Add 0.3ml ice cold solution 3, eppendorf tubes and invert 5 times gently. Incubate tubes on ice for 10 minutes.
·
Solution 3 contains a mixture of acetic acid and potassium acetate. The acetic acid neutralizes the pH allowing the DNA strands to renature. The potassium acetate also precipitates the SDS from solution, along with the cellular debris. The E coli chromosomal DNA, partially renature tangle at this step, is also trapped in the precipitate. The plasmid DNA remains in the solution
6.
Centrifuge tubes for 5 minutes.
Transfer supernatant to fresh micro-centrifuge tubes using clean disposable
transfer pipette. Try to avoid taking any white precipitate during the transfer.

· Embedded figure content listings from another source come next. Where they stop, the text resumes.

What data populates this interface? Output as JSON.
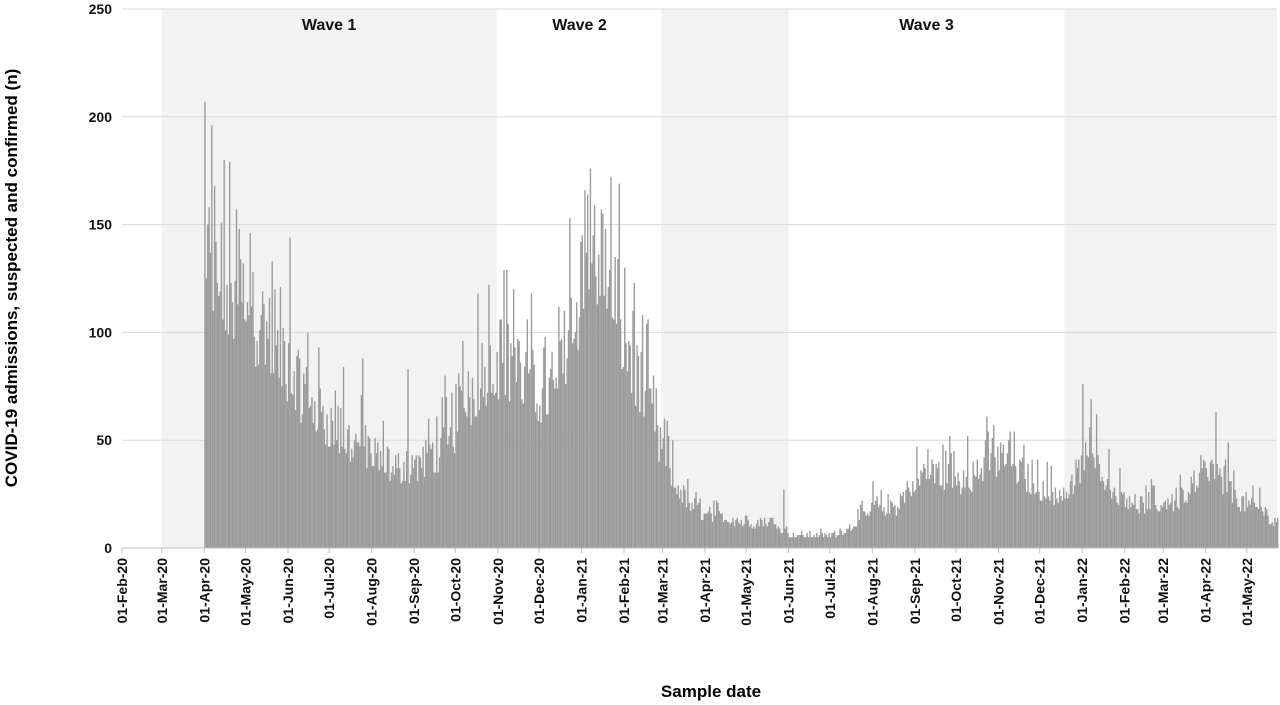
{
  "chart_data": {
    "type": "bar",
    "title": "",
    "xlabel": "Sample date",
    "ylabel": "COVID-19 admissions, suspected and confirmed (n)",
    "ylim": [
      0,
      250
    ],
    "yticks": [
      0,
      50,
      100,
      150,
      200,
      250
    ],
    "xlim": [
      "2020-02-01",
      "2022-05-23"
    ],
    "grid": "horizontal",
    "colors": {
      "bars": "#9a9a9a",
      "wave_band": "#f2f2f2",
      "grid": "#d9d9d9",
      "axis": "#bfbfbf"
    },
    "x_tick_dates": [
      "2020-02-01",
      "2020-03-01",
      "2020-04-01",
      "2020-05-01",
      "2020-06-01",
      "2020-07-01",
      "2020-08-01",
      "2020-09-01",
      "2020-10-01",
      "2020-11-01",
      "2020-12-01",
      "2021-01-01",
      "2021-02-01",
      "2021-03-01",
      "2021-04-01",
      "2021-05-01",
      "2021-06-01",
      "2021-07-01",
      "2021-08-01",
      "2021-09-01",
      "2021-10-01",
      "2021-11-01",
      "2021-12-01",
      "2022-01-01",
      "2022-02-01",
      "2022-03-01",
      "2022-04-01",
      "2022-05-01"
    ],
    "x_tick_labels": [
      "01-Feb-20",
      "01-Mar-20",
      "01-Apr-20",
      "01-May-20",
      "01-Jun-20",
      "01-Jul-20",
      "01-Aug-20",
      "01-Sep-20",
      "01-Oct-20",
      "01-Nov-20",
      "01-Dec-20",
      "01-Jan-21",
      "01-Feb-21",
      "01-Mar-21",
      "01-Apr-21",
      "01-May-21",
      "01-Jun-21",
      "01-Jul-21",
      "01-Aug-21",
      "01-Sep-21",
      "01-Oct-21",
      "01-Nov-21",
      "01-Dec-21",
      "01-Jan-22",
      "01-Feb-22",
      "01-Mar-22",
      "01-Apr-22",
      "01-May-22"
    ],
    "waves": [
      {
        "label": "Wave 1",
        "start": "2020-03-01",
        "end": "2020-10-31"
      },
      {
        "label": "Wave 2",
        "start": "2020-11-01",
        "end": "2021-02-28"
      },
      {
        "label": "Wave 3",
        "start": "2021-06-01",
        "end": "2021-12-19"
      }
    ],
    "shaded_bands": [
      {
        "start": "2020-03-01",
        "end": "2020-10-31"
      },
      {
        "start": "2021-02-28",
        "end": "2021-06-01"
      },
      {
        "start": "2021-12-19",
        "end": "2022-05-23"
      }
    ],
    "series": [
      {
        "start_date": "2020-04-01",
        "end_date": "2022-05-23",
        "weekly_baseline": [
          {
            "date": "2020-04-01",
            "value": 108
          },
          {
            "date": "2020-04-08",
            "value": 106
          },
          {
            "date": "2020-04-15",
            "value": 104
          },
          {
            "date": "2020-04-22",
            "value": 102
          },
          {
            "date": "2020-04-29",
            "value": 98
          },
          {
            "date": "2020-05-06",
            "value": 93
          },
          {
            "date": "2020-05-13",
            "value": 88
          },
          {
            "date": "2020-05-20",
            "value": 82
          },
          {
            "date": "2020-05-27",
            "value": 76
          },
          {
            "date": "2020-06-03",
            "value": 70
          },
          {
            "date": "2020-06-10",
            "value": 64
          },
          {
            "date": "2020-06-17",
            "value": 59
          },
          {
            "date": "2020-06-24",
            "value": 55
          },
          {
            "date": "2020-07-01",
            "value": 51
          },
          {
            "date": "2020-07-08",
            "value": 47
          },
          {
            "date": "2020-07-15",
            "value": 44
          },
          {
            "date": "2020-07-22",
            "value": 41
          },
          {
            "date": "2020-07-29",
            "value": 38
          },
          {
            "date": "2020-08-05",
            "value": 36
          },
          {
            "date": "2020-08-12",
            "value": 34
          },
          {
            "date": "2020-08-19",
            "value": 33
          },
          {
            "date": "2020-08-26",
            "value": 33
          },
          {
            "date": "2020-09-02",
            "value": 34
          },
          {
            "date": "2020-09-09",
            "value": 36
          },
          {
            "date": "2020-09-16",
            "value": 38
          },
          {
            "date": "2020-09-23",
            "value": 42
          },
          {
            "date": "2020-09-30",
            "value": 48
          },
          {
            "date": "2020-10-07",
            "value": 58
          },
          {
            "date": "2020-10-14",
            "value": 64
          },
          {
            "date": "2020-10-21",
            "value": 70
          },
          {
            "date": "2020-10-28",
            "value": 75
          },
          {
            "date": "2020-11-04",
            "value": 77
          },
          {
            "date": "2020-11-11",
            "value": 74
          },
          {
            "date": "2020-11-18",
            "value": 70
          },
          {
            "date": "2020-11-25",
            "value": 66
          },
          {
            "date": "2020-12-02",
            "value": 64
          },
          {
            "date": "2020-12-09",
            "value": 65
          },
          {
            "date": "2020-12-16",
            "value": 72
          },
          {
            "date": "2020-12-23",
            "value": 85
          },
          {
            "date": "2020-12-30",
            "value": 102
          },
          {
            "date": "2021-01-06",
            "value": 118
          },
          {
            "date": "2021-01-13",
            "value": 120
          },
          {
            "date": "2021-01-20",
            "value": 110
          },
          {
            "date": "2021-01-27",
            "value": 96
          },
          {
            "date": "2021-02-03",
            "value": 82
          },
          {
            "date": "2021-02-10",
            "value": 70
          },
          {
            "date": "2021-02-17",
            "value": 58
          },
          {
            "date": "2021-02-24",
            "value": 45
          },
          {
            "date": "2021-03-03",
            "value": 34
          },
          {
            "date": "2021-03-10",
            "value": 26
          },
          {
            "date": "2021-03-17",
            "value": 20
          },
          {
            "date": "2021-03-24",
            "value": 16
          },
          {
            "date": "2021-03-31",
            "value": 14
          },
          {
            "date": "2021-04-07",
            "value": 13
          },
          {
            "date": "2021-04-14",
            "value": 12
          },
          {
            "date": "2021-04-21",
            "value": 11
          },
          {
            "date": "2021-04-28",
            "value": 11
          },
          {
            "date": "2021-05-05",
            "value": 10
          },
          {
            "date": "2021-05-12",
            "value": 10
          },
          {
            "date": "2021-05-19",
            "value": 11
          },
          {
            "date": "2021-05-26",
            "value": 8
          },
          {
            "date": "2021-06-02",
            "value": 5
          },
          {
            "date": "2021-06-09",
            "value": 5
          },
          {
            "date": "2021-06-16",
            "value": 5
          },
          {
            "date": "2021-06-23",
            "value": 5
          },
          {
            "date": "2021-06-30",
            "value": 5
          },
          {
            "date": "2021-07-07",
            "value": 6
          },
          {
            "date": "2021-07-14",
            "value": 8
          },
          {
            "date": "2021-07-21",
            "value": 11
          },
          {
            "date": "2021-07-28",
            "value": 14
          },
          {
            "date": "2021-08-04",
            "value": 16
          },
          {
            "date": "2021-08-11",
            "value": 15
          },
          {
            "date": "2021-08-18",
            "value": 17
          },
          {
            "date": "2021-08-25",
            "value": 22
          },
          {
            "date": "2021-09-01",
            "value": 27
          },
          {
            "date": "2021-09-08",
            "value": 30
          },
          {
            "date": "2021-09-15",
            "value": 31
          },
          {
            "date": "2021-09-22",
            "value": 30
          },
          {
            "date": "2021-09-29",
            "value": 28
          },
          {
            "date": "2021-10-06",
            "value": 27
          },
          {
            "date": "2021-10-13",
            "value": 29
          },
          {
            "date": "2021-10-20",
            "value": 33
          },
          {
            "date": "2021-10-27",
            "value": 36
          },
          {
            "date": "2021-11-03",
            "value": 36
          },
          {
            "date": "2021-11-10",
            "value": 33
          },
          {
            "date": "2021-11-17",
            "value": 29
          },
          {
            "date": "2021-11-24",
            "value": 26
          },
          {
            "date": "2021-12-01",
            "value": 24
          },
          {
            "date": "2021-12-08",
            "value": 23
          },
          {
            "date": "2021-12-15",
            "value": 22
          },
          {
            "date": "2021-12-22",
            "value": 22
          },
          {
            "date": "2021-12-29",
            "value": 30
          },
          {
            "date": "2022-01-05",
            "value": 40
          },
          {
            "date": "2022-01-12",
            "value": 36
          },
          {
            "date": "2022-01-19",
            "value": 28
          },
          {
            "date": "2022-01-26",
            "value": 22
          },
          {
            "date": "2022-02-02",
            "value": 20
          },
          {
            "date": "2022-02-09",
            "value": 18
          },
          {
            "date": "2022-02-16",
            "value": 17
          },
          {
            "date": "2022-02-23",
            "value": 17
          },
          {
            "date": "2022-03-02",
            "value": 18
          },
          {
            "date": "2022-03-09",
            "value": 18
          },
          {
            "date": "2022-03-16",
            "value": 20
          },
          {
            "date": "2022-03-23",
            "value": 24
          },
          {
            "date": "2022-03-30",
            "value": 30
          },
          {
            "date": "2022-04-06",
            "value": 32
          },
          {
            "date": "2022-04-13",
            "value": 27
          },
          {
            "date": "2022-04-20",
            "value": 22
          },
          {
            "date": "2022-04-27",
            "value": 18
          },
          {
            "date": "2022-05-04",
            "value": 17
          },
          {
            "date": "2022-05-11",
            "value": 15
          },
          {
            "date": "2022-05-18",
            "value": 12
          },
          {
            "date": "2022-05-23",
            "value": 10
          }
        ],
        "peaks": [
          {
            "date": "2020-04-01",
            "value": 207
          },
          {
            "date": "2020-04-06",
            "value": 196
          },
          {
            "date": "2020-04-04",
            "value": 158
          },
          {
            "date": "2020-04-08",
            "value": 168
          },
          {
            "date": "2020-04-13",
            "value": 151
          },
          {
            "date": "2020-04-26",
            "value": 148
          },
          {
            "date": "2020-05-04",
            "value": 146
          },
          {
            "date": "2020-05-22",
            "value": 120
          },
          {
            "date": "2020-06-02",
            "value": 144
          },
          {
            "date": "2020-06-15",
            "value": 100
          },
          {
            "date": "2020-07-11",
            "value": 84
          },
          {
            "date": "2020-07-25",
            "value": 88
          },
          {
            "date": "2020-08-27",
            "value": 83
          },
          {
            "date": "2020-09-23",
            "value": 80
          },
          {
            "date": "2020-10-06",
            "value": 96
          },
          {
            "date": "2020-10-17",
            "value": 118
          },
          {
            "date": "2020-10-25",
            "value": 122
          },
          {
            "date": "2020-11-05",
            "value": 129
          },
          {
            "date": "2020-11-12",
            "value": 120
          },
          {
            "date": "2020-12-23",
            "value": 153
          },
          {
            "date": "2021-01-03",
            "value": 166
          },
          {
            "date": "2021-01-05",
            "value": 164
          },
          {
            "date": "2021-01-10",
            "value": 159
          },
          {
            "date": "2021-01-18",
            "value": 148
          },
          {
            "date": "2021-01-27",
            "value": 134
          },
          {
            "date": "2021-02-07",
            "value": 110
          },
          {
            "date": "2021-02-18",
            "value": 106
          },
          {
            "date": "2021-03-04",
            "value": 59
          },
          {
            "date": "2021-05-28",
            "value": 27
          },
          {
            "date": "2021-08-01",
            "value": 31
          },
          {
            "date": "2021-09-26",
            "value": 52
          },
          {
            "date": "2021-10-09",
            "value": 52
          },
          {
            "date": "2021-10-27",
            "value": 51
          },
          {
            "date": "2021-11-08",
            "value": 50
          },
          {
            "date": "2022-01-01",
            "value": 76
          },
          {
            "date": "2022-01-06",
            "value": 56
          },
          {
            "date": "2022-02-20",
            "value": 32
          },
          {
            "date": "2022-03-13",
            "value": 34
          },
          {
            "date": "2022-04-08",
            "value": 63
          },
          {
            "date": "2022-04-17",
            "value": 49
          },
          {
            "date": "2022-05-10",
            "value": 28
          }
        ]
      }
    ]
  }
}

It is ok to leave a little supernatant behind to avoid accidentally taking the
precipitate.
·
This fractionation step separates the
plasmid DNA from the cellular debris and chromosomal DNA in the pellet.
7.
Fill remainder of the centrifuge tubes
with isopropanol. Let tubes sit at room temperature for 2 minutes.
·
Isopropanol effectively precipitates
nucleic acids, but is much less effective with proteins. A quick precipitation
can therefore purify DNA from protein contaminants.
8.
Centrifuge tubes for 2 minutes. A milky pellet should be at the bottom of the tube. Pour of supernatant without dumping out the pellet. Drain tubes on paper towel.
·
This fractionation step further
purifies the plasmid DNA from the contaminants.
9.
Add 1ml of ice cold 70% ethanol to eppendorf tubes and mix by inverting several times. Spin tubes for 1 minute. Pour of supernatant (be careful not to dump out the pellets) and drain tubes on paper towel.
·
Ethanol helps to remove the remaining
salts and SDS from the preparation.
10.
Allow tubes to dry for approximately 5
minutes. Add 50µl TE to the tube. If needed centrifuge briefly to pool TE at
the bottom of the tube. DNA is ready for use and can be stored indefinitely in
the freezer.
OBSERVATION: The plasmid DNA was
isolated successfully and was run on an agarose gel. After this the sample was
viewed under UV.
RESULT: Plasmid DNA bands
were observed under the UV.
Troubleshooting:
Smeared DNA bands were observed. It must have been
due to the degradation of DNA by nucleases. Nucleases should be removed.